Below is a brief history of the medical advancements that led to endometrial ablation as it is know today:

  • Electrosurgery and Freezing: The technique of using electrosurgery to destroy the endometrium and stop bleeding was originally developed in 1937, and using a probe to destroy the lining by freezing was introduced in 1967. Despite these early techniques, the idea did not become widely used until technological advances allowed visualization of the uterine cavity with hysteroscopy.
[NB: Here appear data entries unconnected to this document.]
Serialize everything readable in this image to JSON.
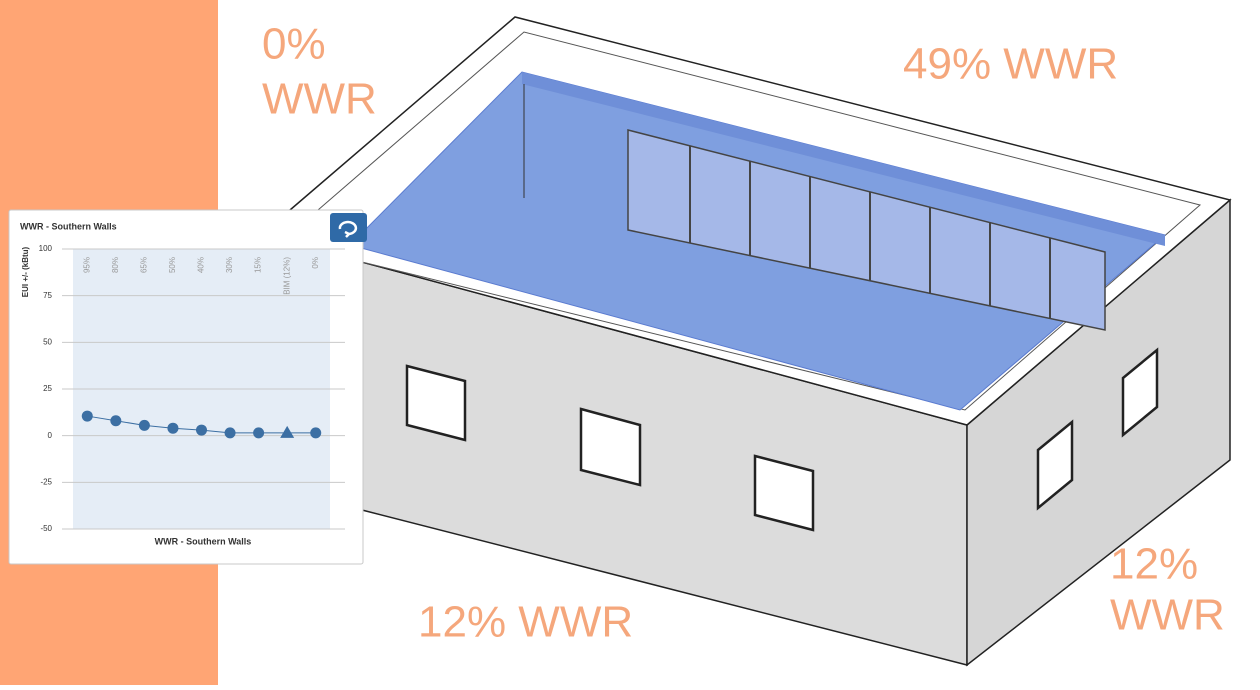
{
  "annotations": {
    "west": [
      "0%",
      "WWR"
    ],
    "north": "49% WWR",
    "south": "12% WWR",
    "east": [
      "12%",
      "WWR"
    ]
  },
  "chart_data": {
    "type": "line",
    "title": "WWR - Southern Walls",
    "y_label": "EUI +/- (kBtu)",
    "x_label": "WWR - Southern Walls",
    "categories": [
      "95%",
      "80%",
      "65%",
      "50%",
      "40%",
      "30%",
      "15%",
      "BIM (12%)",
      "0%"
    ],
    "values": [
      10.5,
      8,
      5.5,
      4,
      3,
      1.5,
      1.5,
      1.5,
      1.5
    ],
    "markers": [
      "circle",
      "circle",
      "circle",
      "circle",
      "circle",
      "circle",
      "circle",
      "triangle",
      "circle"
    ],
    "color": "#3c6fa3",
    "ylim": [
      -50,
      100
    ],
    "yticks": [
      -50,
      -25,
      0,
      25,
      50,
      75,
      100
    ],
    "grid": true
  }
}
  • The Hysteroscope: A hysteroscope is a fiber-optic surgical telescope, in which an operating channel passes through a dilated cervix, allowing the surgeon to examine and operate within the uterine cavity. The first of these instruments was introduced in 1981. Subsequently, the urologic resectoscope was utilized to destroy the lining by electrosurgical techniques of resection, vaporization, and roller ball electrode.
  • Global Endometrial Ablation (GEA): The first of these devices was approved by the FDA in 1997, resolving the prior techniques’ inabilities to destroy every bit of endometrium (and subsequent higher failure rates). Advances in computer technology and the ease of instrumentation have increased the availability of these methods.



Currently, there are five FDA approved methods for global endometrial ablation:

  • Heated Free Fluid: HydroThermAblater
  • Radiofrequency Electricity: NovaSure System
  • Thermal Balloon: ThermaChoice System
  • Microwave energy: Microwave Endometrial Ablation System
  • Cryotherapy: Her Option System

Each of these systems has advantages and disadvantages when compared to each other, but all achieve close to the same results. The decision of which system to use depends mostly on the comfort and experience of the surgeon with the device.


Global endometrial ablation for the treatment of intractable uterine bleeding in elect individuals offers an alternative to hysterectomy and represents a major advance in the field of gynecology.